П о ж и л о й с о т р у д н и к. Спасибо. (Уходит.)
Д а л и д а д з е. Итак, на чем остановились?
В с е в о л о д о в. Пометь его просьбу насчет больницы. Надо помочь.
Стук в дверь. Входит м о л о д о й с о т р у д н и к.
М о л о д о й с о т р у д н и к (неуверенно). Глеб Дорофеевич…
В с е в о л о д о в. Да, мой дорогой. Рад вас видеть. Тезисы прочел. Серьезный труд, поздравляю. Будем двигать к защите.
М о л о д о й с о т р у д н и к. Спасибо.

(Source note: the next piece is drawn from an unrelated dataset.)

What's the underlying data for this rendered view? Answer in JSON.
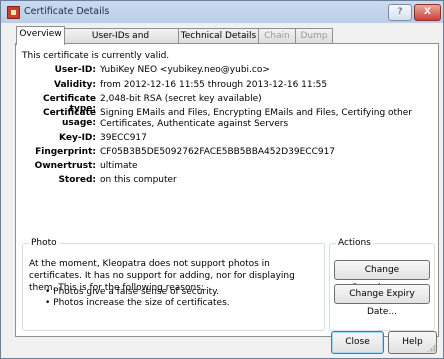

В с е в о л о д о в. Конечно, есть недоброжелатели. Но у кого их нет? Только у ничего не значащих пешек. А у любой личности…
М о л о д о й с о т р у д н и к. Отец родной… (Уходит.)
В с е в о л о д о в. На чем остановились?
Д а л и д а д з е. И как вас на всех хватает!
В с е в о л о д о в. Насчет защиты себе пометь.
Д а л и д а д з е. Пометил. Так что с банкетом?
Стук в дверь. Входит с о т р у д н и ц а.
С о т р у д н и ц а. Глеб Дорофеевич!
В с е в о л о д о в. Да, милая. Как вы всегда чудесны! Эх, где мои семнадцать лет!
С о т р у д н и ц а. Мне сына в институт…
В с е в о л о д о в. Дайте недельку на размышление.
С о т р у д н и ц а. Спасибо великое. Зайду. В следующий четверг.
В с е в о л о д о в. Буду ждать. Трепеща сердцем.
С о т р у д н и ц а. Вы… славный… Дивный… Не человек, а святой. (Уходит.)
Д а л и д а д з е. Растрачиваете силы, энергию на пустяки. А ваше время — драгоценно.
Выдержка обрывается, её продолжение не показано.